Containers-roadmap: [EKS] [request]: Drain nodes gracefully during autoscaling terminations

Created on 7 Aug 2019 · 7Comments · Source: aws/containers-roadmap

Tell us about your request
What I would like to see happen, is when an instance is terminated during an autoscaling event, the aws-node daemon that is running should be able to detect the event, and gracefully drain the node, without having to use something like a lambda as described here
https://github.com/aws-samples/amazon-k8s-node-drainer

Which service(s) is this request for?
EKS

Tell us about the problem you're trying to solve. What are you trying to do, and why is it hard?

I'd like to run EKS without external dependencies, especially when those dependencies failing could cause a cluster to go down.

Are you currently working around this issue?
Planning to implement the solution as described in https://github.com/aws-samples/amazon-k8s-node-drainer

Attachments
If you think you might have additional information that you'd like to include via an attachment, please do - we'll take a look. (Remember to remove any personally-identifiable information.)

EKS Proposed

Source

aaronmell

👍17

Most helpful comment

We use a custom ami based on the ami AWS provides. We do this because we need to install some additional monitoring tools for compliance reasons. This makes managed node group a non-starter, because you can only use the official AMI. I think if Managed node groups would allow the use of a custom ami over a standard ami, it would be exactly what we are looking for, and we would probably migrate off our existing solution.

aaronmell on 11 Dec 2019

👍9

All 7 comments

As a workaround you can have a look at:

Disclaimer: I'm the author of the second one.

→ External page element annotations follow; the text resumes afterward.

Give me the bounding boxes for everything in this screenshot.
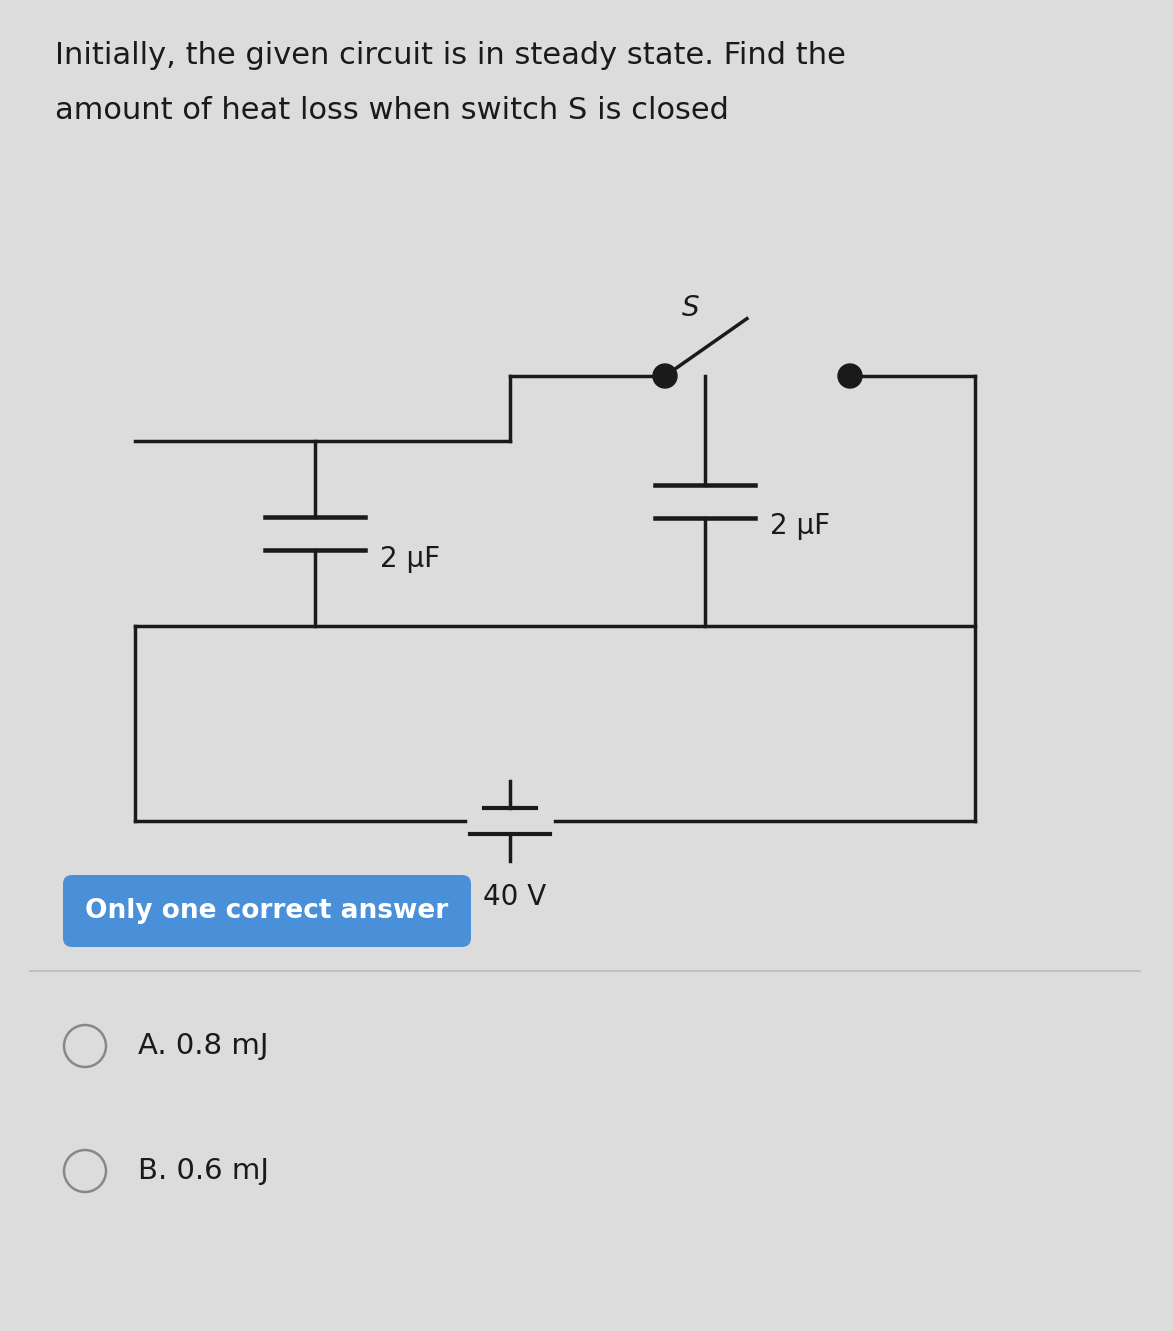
- Text: Only one correct answer: Only one correct answer: [86, 898, 448, 924]
- Text: amount of heat loss when switch S is closed: amount of heat loss when switch S is clo…: [55, 96, 728, 125]
- Circle shape: [653, 363, 677, 389]
- Circle shape: [838, 363, 862, 389]
- Text: 2 μF: 2 μF: [380, 544, 440, 572]
- Text: A. 0.8 mJ: A. 0.8 mJ: [138, 1032, 269, 1059]
- Text: Initially, the given circuit is in steady state. Find the: Initially, the given circuit is in stead…: [55, 41, 846, 71]
- Text: 40 V: 40 V: [483, 882, 547, 910]
- Text: S: S: [683, 294, 700, 322]
- Text: 2 μF: 2 μF: [769, 512, 830, 540]
- Text: B. 0.6 mJ: B. 0.6 mJ: [138, 1157, 269, 1185]
- FancyBboxPatch shape: [63, 874, 472, 946]
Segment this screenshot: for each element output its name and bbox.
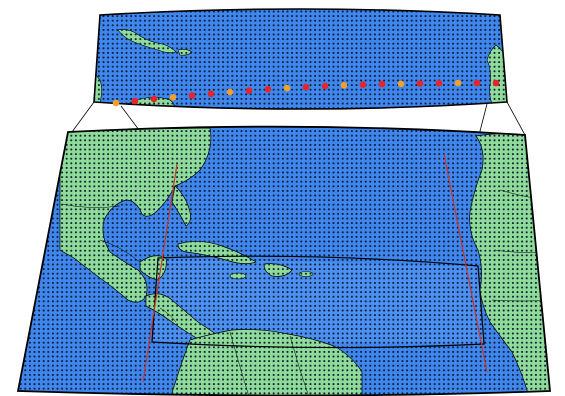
inset-map-panel: [93, 8, 508, 110]
main-map-panel: [16, 125, 551, 396]
marker-orange-6: [226, 88, 234, 96]
marker-red-17: [435, 80, 443, 87]
marker-orange-9: [283, 84, 291, 92]
main-map-frame: [16, 125, 551, 396]
marker-red-8: [264, 86, 272, 93]
main-grid-dots: [18, 126, 550, 396]
marker-red-2: [150, 95, 158, 103]
inset-grid-dots: [94, 9, 507, 109]
marker-red-5: [207, 90, 215, 98]
marker-row: [112, 79, 500, 107]
subdomain-right-boundary: [443, 153, 488, 373]
marker-red-1: [131, 97, 139, 105]
marker-red-13: [359, 81, 367, 88]
marker-red-19: [473, 79, 481, 87]
marker-orange-12: [340, 82, 348, 89]
marker-red-4: [188, 92, 196, 99]
inner-domain-outline: [151, 255, 485, 349]
marker-orange-18: [454, 79, 462, 87]
subdomain-left-boundary: [142, 163, 178, 383]
inset-frame: [93, 8, 508, 110]
marker-red-20: [492, 79, 500, 87]
marker-orange-15: [397, 80, 405, 88]
marker-red-7: [245, 87, 253, 94]
marker-orange-3: [169, 94, 177, 101]
marker-orange-0: [112, 99, 120, 107]
marker-red-10: [302, 83, 310, 91]
marker-red-11: [321, 82, 329, 90]
marker-red-16: [416, 80, 424, 87]
marker-red-14: [378, 80, 386, 88]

pawelprazak on 30 Oct 2019

the aws-node daemon that is running should be able to detect the event

aws-node is the CNI. It wouldn't be used for node draining. But luckily AWS already have a solution that might support ASG terminations soon: https://github.com/aws/aws-node-termination-handler/issues/14

max-rocket-internet on 14 Nov 2019

@max-rocket-internet @aaronmell
EKS Managed node group performs a drain when AutoScalingGroup terminates an instance on scale-in or rebalancing. Does that satisfy the requirements? Please re-open if it doesn't.

rtripat on 10 Dec 2019

aaronmell on 11 Dec 2019

👍9

Agreed with @aaronmell - the PR was around being able to do this before managed worker nodes were introduced. I'm also not intending to move to managed nodes, so would like this feature to be added still.

grrywlsn on 11 Dec 2019

I also don't think this issue should be closed as using managed nodes isn't an option for many people due to no custom AMI support or userdata.
I did come across this way of handling node draining on termination from Zalando's kubernetes-on-aws: https://github.com/zalando-incubator/kubernetes-on-aws/blob/449f8f3bf5c60e0d319be538460ff91266337abc/cluster/userdata-worker.yaml#L92-L120 It requires a kubeconfig on the worker nodes though to communicate with the API server to tell it to drain.